Dalle indagini che la Procura distrettuale antimafia di Campobasso ha appena concluso – avvisando i 47 indagati che hanno 20 giorni di tempo per esperire i mezzi di difesa prima della richiesta di rinvio a giudizio – emerge uno spaccato inquietante di sfruttamento della manodopera straniera.

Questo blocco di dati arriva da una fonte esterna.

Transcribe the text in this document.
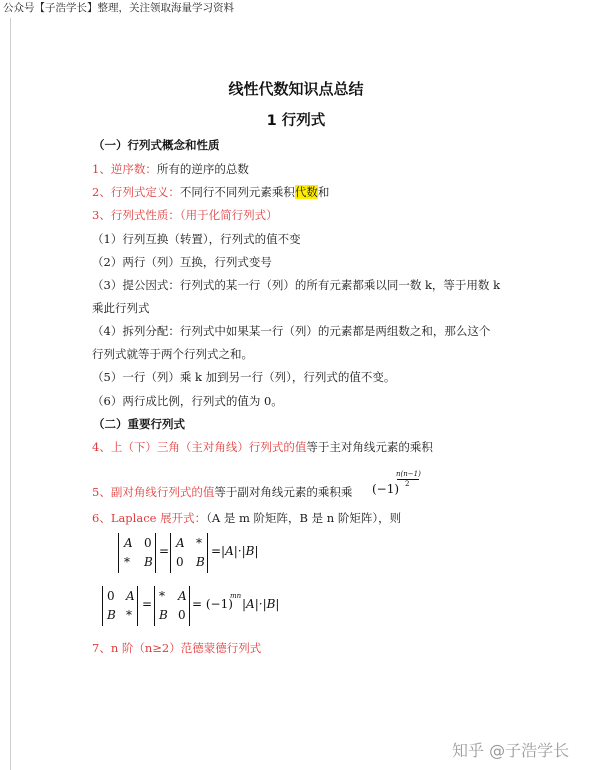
公众号【子浩学长】整理，关注领取海量学习资料
线性代数知识点总结
1 行列式
（一）行列式概念和性质
1、逆序数：所有的逆序的总数
2、行列式定义：不同行不同列元素乘积代数和
3、行列式性质：（用于化简行列式）
（1）行列互换（转置），行列式的值不变
（2）两行（列）互换，行列式变号
（3）提公因式：行列式的某一行（列）的所有元素都乘以同一数 k，等于用数 k
乘此行列式
（4）拆列分配：行列式中如果某一行（列）的元素都是两组数之和，那么这个
行列式就等于两个行列式之和。
（5）一行（列）乘 k 加到另一行（列），行列式的值不变。
（6）两行成比例，行列式的值为 0。
（二）重要行列式
4、上（下）三角（主对角线）行列式的值等于主对角线元素的乘积
5、副对角线行列式的值等于副对角线元素的乘积乘	(−1)
n(n−1)
2
6、Laplace 展开式：（A 是 m 阶矩阵，B 是 n 阶矩阵），则
A 0
* B
=
A *
0 B
=|A|·|B|
0 A
B *
=
* A
B 0
= (−1)
mn
|A|·|B|
7、n 阶（n≥2）范德蒙德行列式
知乎 @子浩学长
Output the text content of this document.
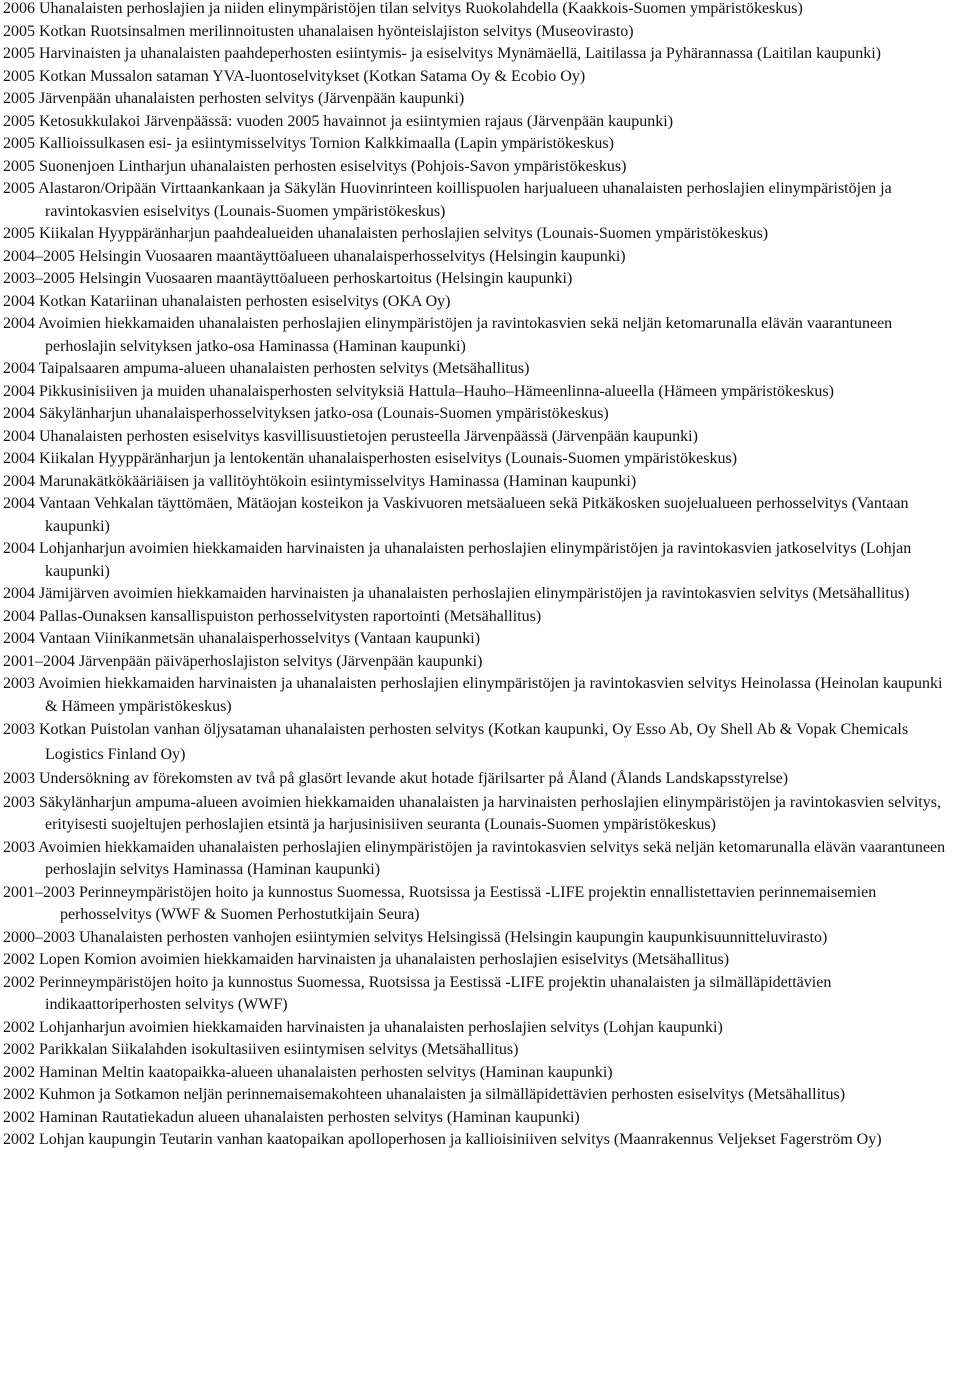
2006 Uhanalaisten perhoslajien ja niiden elinympäristöjen tilan selvitys Ruokolahdella (Kaakkois-Suomen ympäristökeskus)

2005 Kotkan Ruotsinsalmen merilinnoitusten uhanalaisen hyönteislajiston selvitys (Museovirasto)

2005 Harvinaisten ja uhanalaisten paahdeperhosten esiintymis- ja esiselvitys Mynämäellä, Laitilassa ja Pyhärannassa (Laitilan kaupunki)

2005 Kotkan Mussalon sataman YVA-luontoselvitykset (Kotkan Satama Oy & Ecobio Oy)

2005 Järvenpään uhanalaisten perhosten selvitys (Järvenpään kaupunki)

2005 Ketosukkulakoi Järvenpäässä: vuoden 2005 havainnot ja esiintymien rajaus (Järvenpään kaupunki)

2005 Kallioissulkasen esi- ja esiintymisselvitys Tornion Kalkkimaalla (Lapin ympäristökeskus)

2005 Suonenjoen Lintharjun uhanalaisten perhosten esiselvitys (Pohjois-Savon ympäristökeskus)

2005 Alastaron/Oripään Virttaankankaan ja Säkylän Huovinrinteen koillispuolen harjualueen uhanalaisten perhoslajien elinympäristöjen ja ravintokasvien esiselvitys (Lounais-Suomen ympäristökeskus)

2005 Kiikalan Hyyppäränharjun paahdealueiden uhanalaisten perhoslajien selvitys (Lounais-Suomen ympäristökeskus)

2004–2005 Helsingin Vuosaaren maantäyttöalueen uhanalaisperhosselvitys (Helsingin kaupunki)

2003–2005 Helsingin Vuosaaren maantäyttöalueen perhoskartoitus (Helsingin kaupunki)

2004 Kotkan Katariinan uhanalaisten perhosten esiselvitys (OKA Oy)

2004 Avoimien hiekkamaiden uhanalaisten perhoslajien elinympäristöjen ja ravintokasvien sekä neljän ketomarunalla elävän vaarantuneen perhoslajin selvityksen jatko-osa Haminassa (Haminan kaupunki)

2004 Taipalsaaren ampuma-alueen uhanalaisten perhosten selvitys (Metsähallitus)

2004 Pikkusinisiiven ja muiden uhanalaisperhosten selvityksiä Hattula–Hauho–Hämeenlinna-alueella (Hämeen ympäristökeskus)

2004 Säkylänharjun uhanalaisperhosselvityksen jatko-osa (Lounais-Suomen ympäristökeskus)

2004 Uhanalaisten perhosten esiselvitys kasvillisuustietojen perusteella Järvenpäässä (Järvenpään kaupunki)

2004 Kiikalan Hyyppäränharjun ja lentokentän uhanalaisperhosten esiselvitys (Lounais-Suomen ympäristökeskus)

2004 Marunakätkökääriäisen ja vallitöyhtökoin esiintymisselvitys Haminassa (Haminan kaupunki)

2004 Vantaan Vehkalan täyttömäen, Mätäojan kosteikon ja Vaskivuoren metsäalueen sekä Pitkäkosken suojelualueen perhosselvitys (Vantaan kaupunki)

2004 Lohjanharjun avoimien hiekkamaiden harvinaisten ja uhanalaisten perhoslajien elinympäristöjen ja ravintokasvien jatkoselvitys (Lohjan kaupunki)

2004 Jämijärven avoimien hiekkamaiden harvinaisten ja uhanalaisten perhoslajien elinympäristöjen ja ravintokasvien selvitys (Metsähallitus)

2004 Pallas-Ounaksen kansallispuiston perhosselvitysten raportointi (Metsähallitus)

2004 Vantaan Viinikanmetsän uhanalaisperhosselvitys (Vantaan kaupunki)

2001–2004 Järvenpään päiväperhoslajiston selvitys (Järvenpään kaupunki)

2003 Avoimien hiekkamaiden harvinaisten ja uhanalaisten perhoslajien elinympäristöjen ja ravintokasvien selvitys Heinolassa (Heinolan kaupunki & Hämeen ympäristökeskus)

2003 Kotkan Puistolan vanhan öljysataman uhanalaisten perhosten selvitys (Kotkan kaupunki, Oy Esso Ab, Oy Shell Ab & Vopak Chemicals Logistics Finland Oy)

2003 Undersökning av förekomsten av två på glasört levande akut hotade fjärilsarter på Åland (Ålands Landskapsstyrelse)

2003 Säkylänharjun ampuma-alueen avoimien hiekkamaiden uhanalaisten ja harvinaisten perhoslajien elinympäristöjen ja ravintokasvien selvitys, erityisesti suojeltujen perhoslajien etsintä ja harjusinisiiven seuranta (Lounais-Suomen ympäristökeskus)

2003 Avoimien hiekkamaiden uhanalaisten perhoslajien elinympäristöjen ja ravintokasvien selvitys sekä neljän ketomarunalla elävän vaarantuneen perhoslajin selvitys Haminassa (Haminan kaupunki)

2001–2003 Perinneympäristöjen hoito ja kunnostus Suomessa, Ruotsissa ja Eestissä -LIFE projektin ennallistettavien perinnemaisemien perhosselvitys (WWF & Suomen Perhostutkijain Seura)

2000–2003 Uhanalaisten perhosten vanhojen esiintymien selvitys Helsingissä (Helsingin kaupungin kaupunkisuunnitteluvirasto)

2002 Lopen Komion avoimien hiekkamaiden harvinaisten ja uhanalaisten perhoslajien esiselvitys (Metsähallitus)

2002 Perinneympäristöjen hoito ja kunnostus Suomessa, Ruotsissa ja Eestissä -LIFE projektin uhanalaisten ja silmälläpidettävien indikaattoriperhosten selvitys (WWF)

2002 Lohjanharjun avoimien hiekkamaiden harvinaisten ja uhanalaisten perhoslajien selvitys (Lohjan kaupunki)

2002 Parikkalan Siikalahden isokultasiiven esiintymisen selvitys (Metsähallitus)

2002 Haminan Meltin kaatopaikka-alueen uhanalaisten perhosten selvitys (Haminan kaupunki)

2002 Kuhmon ja Sotkamon neljän perinnemaisemakohteen uhanalaisten ja silmälläpidettävien perhosten esiselvitys (Metsähallitus)

2002 Haminan Rautatiekadun alueen uhanalaisten perhosten selvitys (Haminan kaupunki)

2002 Lohjan kaupungin Teutarin vanhan kaatopaikan apolloperhosen ja kallioisiniiven selvitys (Maanrakennus Veljekset Fagerström Oy)
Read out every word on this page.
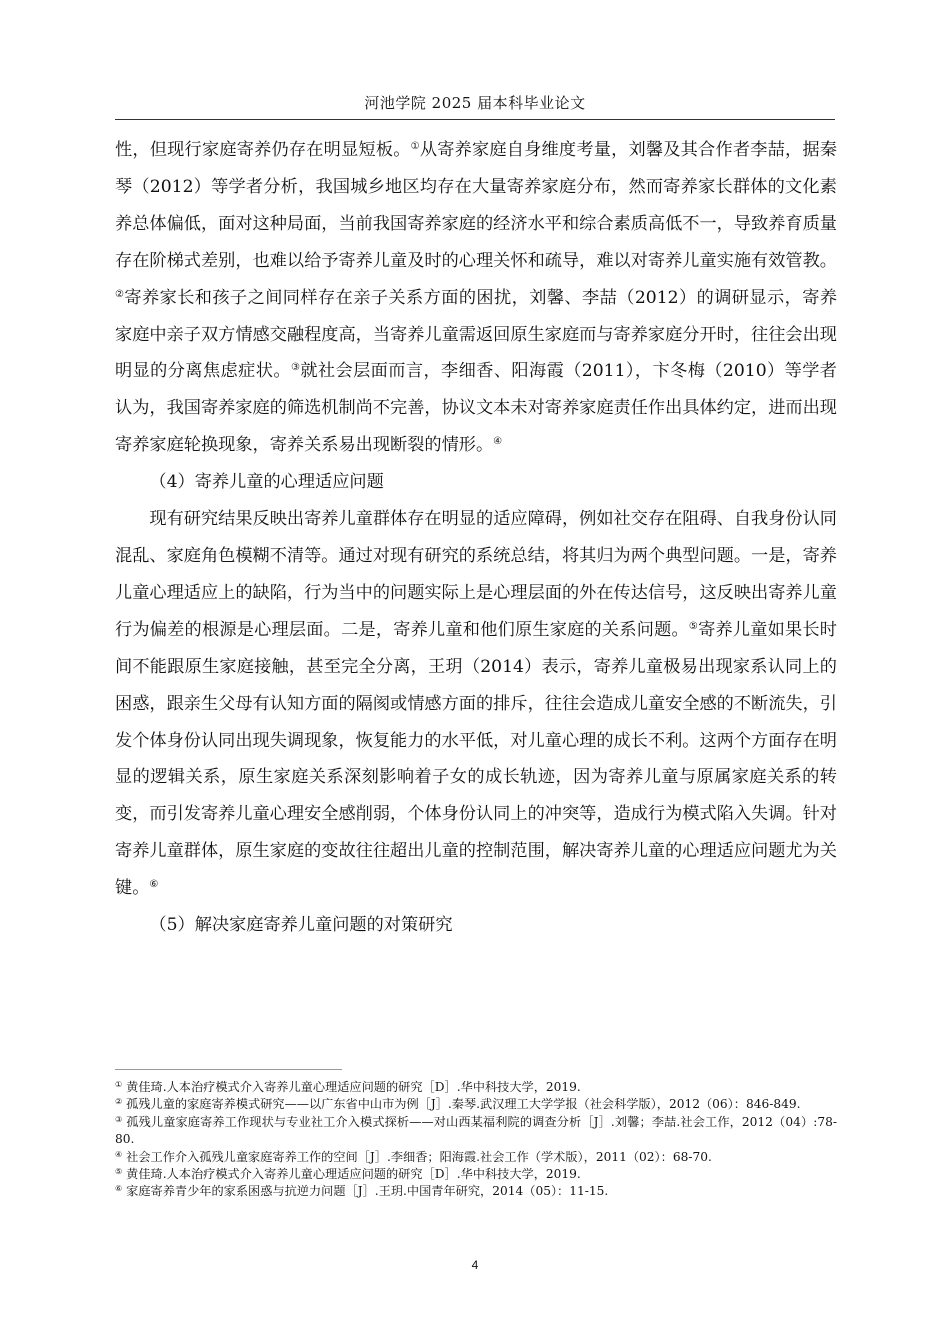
河池学院 2025 届本科毕业论文

性，但现行家庭寄养仍存在明显短板。①从寄养家庭自身维度考量，刘馨及其合作者李喆，据秦琴（2012）等学者分析，我国城乡地区均存在大量寄养家庭分布，然而寄养家长群体的文化素养总体偏低，面对这种局面，当前我国寄养家庭的经济水平和综合素质高低不一，导致养育质量存在阶梯式差别，也难以给予寄养儿童及时的心理关怀和疏导，难以对寄养儿童实施有效管教。②寄养家长和孩子之间同样存在亲子关系方面的困扰，刘馨、李喆（2012）的调研显示，寄养家庭中亲子双方情感交融程度高，当寄养儿童需返回原生家庭而与寄养家庭分开时，往往会出现明显的分离焦虑症状。③就社会层面而言，李细香、阳海霞（2011），卞冬梅（2010）等学者认为，我国寄养家庭的筛选机制尚不完善，协议文本未对寄养家庭责任作出具体约定，进而出现寄养家庭轮换现象，寄养关系易出现断裂的情形。④

（4）寄养儿童的心理适应问题

现有研究结果反映出寄养儿童群体存在明显的适应障碍，例如社交存在阻碍、自我身份认同混乱、家庭角色模糊不清等。通过对现有研究的系统总结，将其归为两个典型问题。一是，寄养儿童心理适应上的缺陷，行为当中的问题实际上是心理层面的外在传达信号，这反映出寄养儿童行为偏差的根源是心理层面。二是，寄养儿童和他们原生家庭的关系问题。⑤寄养儿童如果长时间不能跟原生家庭接触，甚至完全分离，王玥（2014）表示，寄养儿童极易出现家系认同上的困惑，跟亲生父母有认知方面的隔阂或情感方面的排斥，往往会造成儿童安全感的不断流失，引发个体身份认同出现失调现象，恢复能力的水平低，对儿童心理的成长不利。这两个方面存在明显的逻辑关系，原生家庭关系深刻影响着子女的成长轨迹，因为寄养儿童与原属家庭关系的转变，而引发寄养儿童心理安全感削弱，个体身份认同上的冲突等，造成行为模式陷入失调。针对寄养儿童群体，原生家庭的变故往往超出儿童的控制范围，解决寄养儿童的心理适应问题尤为关键。⑥

（5）解决家庭寄养儿童问题的对策研究

① 黄佳琦.人本治疗模式介入寄养儿童心理适应问题的研究［D］.华中科技大学，2019.

② 孤残儿童的家庭寄养模式研究——以广东省中山市为例［J］.秦琴.武汉理工大学学报（社会科学版），2012（06）：846-849.

③ 孤残儿童家庭寄养工作现状与专业社工介入模式探析——对山西某福利院的调查分析［J］.刘馨；李喆.社会工作，2012（04）:78-80.

④ 社会工作介入孤残儿童家庭寄养工作的空间［J］.李细香；阳海霞.社会工作（学术版），2011（02）：68-70.

⑤ 黄佳琦.人本治疗模式介入寄养儿童心理适应问题的研究［D］.华中科技大学，2019.

⑥ 家庭寄养青少年的家系困惑与抗逆力问题［J］.王玥.中国青年研究，2014（05）：11-15.

4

Le società coinvolte nell’inchiesta – che in connessione con realtà imprenditoriali del Foggiano (una delle quali anche colpita da interdittiva) – si erano organizzate in modo stabile per compiere una serie di reati, secondo la prospettazione dell’accusa risultante dai riscontri di Carabinieri, Noe e Guardia di Finanza: traffico di rifiuti, falsità nei registri aziendali di carico e scarico dei rifiuti, sfruttamento della manodopera, corruzione dei pubblici ufficiali preposti al rilascio di atti amministrativi, turbata libertà degli incanti, emissione o utilizzo di fatture per operazioni inesistenti, condotte volte nel complesso ad aumentare l’effettivo volume d’affari aziendale, intercettando il flusso di rifiuti prodotti nella provincia di Foggia, con conseguente arricchimento personale. Un sodalizio che, in base a quanto ricostruito dal procuratore Nicola D’Angelo e dal sostituto Vittorio Gallucci, si era strutturato secondo un organigramma ben definito.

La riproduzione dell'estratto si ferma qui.